That’s an excellent question. I was actually planning on writing a blog article on that topic at some point, but I wasn’t sure it would stir much interest in the community…
So the idea is to loop until the progress ratio reaches 100 (or “done”), but without flooding the server with requests for progress updates. The idea here is to introduce a delay between each request, but the trick is to automatically change that delay value in order to minimize the total number of calls, while also trying not to delay the operation uselessly.
Here’s a (relatively) simple way of doing this :
function monitorDMProgress(operationID) {
var progressNow = 0;
var progressBefore = 0;
var sleepValue = 300;
var totalCalls = 0;
while(true) {
progressNow = httpGetRespText("/rest/serverengine/workflow/datamining/getProgress/"+opID);
totalCalls++;
if(progressNow==="done" || progressNow===100) break;
if(progressNow===progressBefore) sleepValue*=1.5;
// Update some log or status file here
logger.warn("Progress :",progressNow,"/ Calls :",totalCalls,"Waiting :",sleepValue);
progressBefore = progressNow
Watch.Sleep(sleepValue);
}
}
This function receives an operationID and monitors the progress of that operation. It initializes a loop and calls the REST endpoint. In the example above, the httpGetRespText()
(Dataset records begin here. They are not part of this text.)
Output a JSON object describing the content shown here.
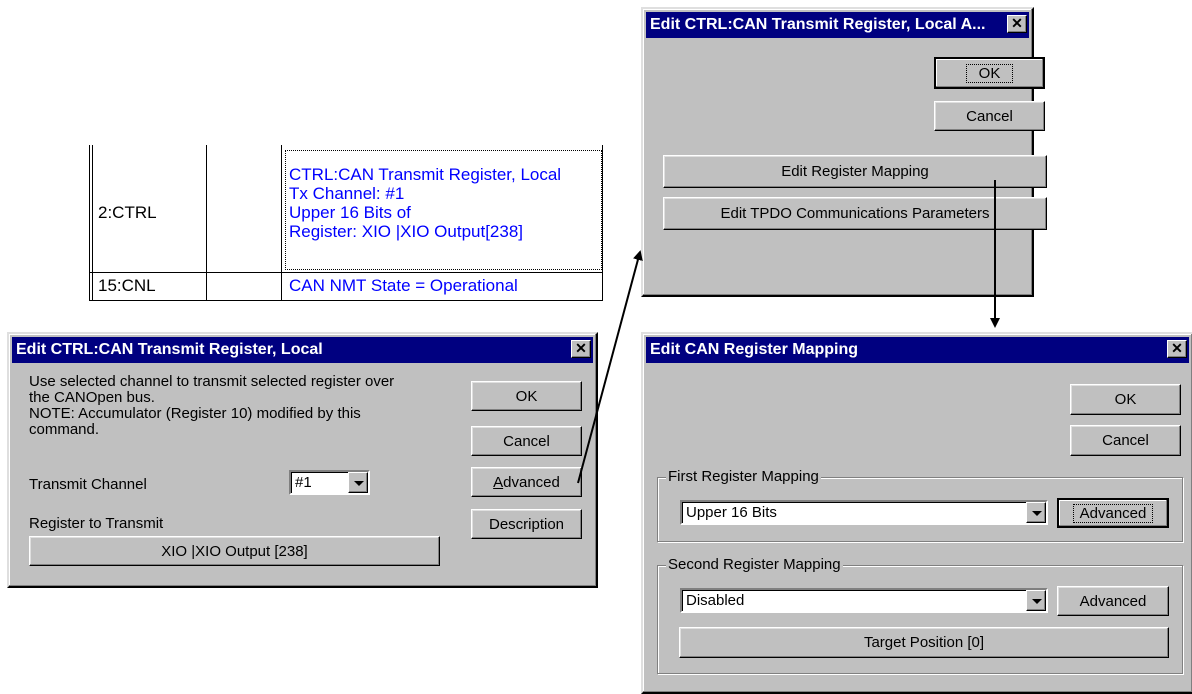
{
  "program_table": {
    "row1": {
      "label": "2:CTRL",
      "comment_lines": [
        "CTRL:CAN Transmit Register, Local",
        "Tx Channel:  #1",
        "Upper 16 Bits of",
        "Register:  XIO |XIO Output[238]"
      ]
    },
    "row2": {
      "label": "15:CNL",
      "comment": "CAN NMT State = Operational"
    }
  },
  "dialog_local": {
    "title": "Edit CTRL:CAN Transmit Register, Local",
    "description": [
      "Use selected channel to transmit selected register over",
      "the CANOpen bus.",
      "NOTE:  Accumulator (Register 10) modified by this",
      "command."
    ],
    "transmit_channel_label": "Transmit Channel",
    "transmit_channel_value": "#1",
    "register_label": "Register to Transmit",
    "register_value": "XIO |XIO Output [238]",
    "ok_label": "OK",
    "cancel_label": "Cancel",
    "advanced_label_first": "A",
    "advanced_label_rest": "dvanced",
    "description_label": "Description"
  },
  "dialog_advanced": {
    "title": "Edit CTRL:CAN Transmit Register, Local A...",
    "ok_label": "OK",
    "cancel_label": "Cancel",
    "edit_mapping_label": "Edit Register Mapping",
    "edit_tpdo_label": "Edit TPDO Communications Parameters"
  },
  "dialog_mapping": {
    "title": "Edit CAN Register Mapping",
    "ok_label": "OK",
    "cancel_label": "Cancel",
    "first_group_title": "First Register Mapping",
    "first_value": "Upper 16 Bits",
    "first_advanced_label": "Advanced",
    "second_group_title": "Second Register Mapping",
    "second_value": "Disabled",
    "second_advanced_label": "Advanced",
    "target_position_label": "Target Position [0]"
  },
  "icons": {
    "close": "close-icon",
    "dropdown": "chevron-down-icon"
  },
  "colors": {
    "title_bar": "#000080",
    "dialog_face": "#c0c0c0",
    "comment_text": "#0000ff"
  }
}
method is just a wrapper around XMLHTTPRequest.open("GET",...)
that returns the responseText
value received from the server.
If the result from the endpoint is 100 or “done”, then the script exits the loop. If not, it checks if the progress value has changed since the last call. If it hasn’t, then it increases the delay between each call by 50%. So from a default value of 300ms, the script increases the delay to 450, 675, 1013, etc.
Important: the value is only increased when the progress does not change between two calls. Otherwise it remains the same.
Now this technique is imperfect: it takes for granted that the data mapping operation is linear and that all records take just about the same average time to process. You could implement a more robust method to better determine the precise delay between each call by storing the various progress values, along with the total time spent so far, and then figure out the best value for the next delay. That would require some much more complex algorithm, obviously.
Those more complex algorithms are exactly what the progress bars in Windows use when you install new software… and you know how imprecise those can be! … So I think that my method, while imperfect, gives you a pretty good overview without being too involved, and without flooding the server with requests.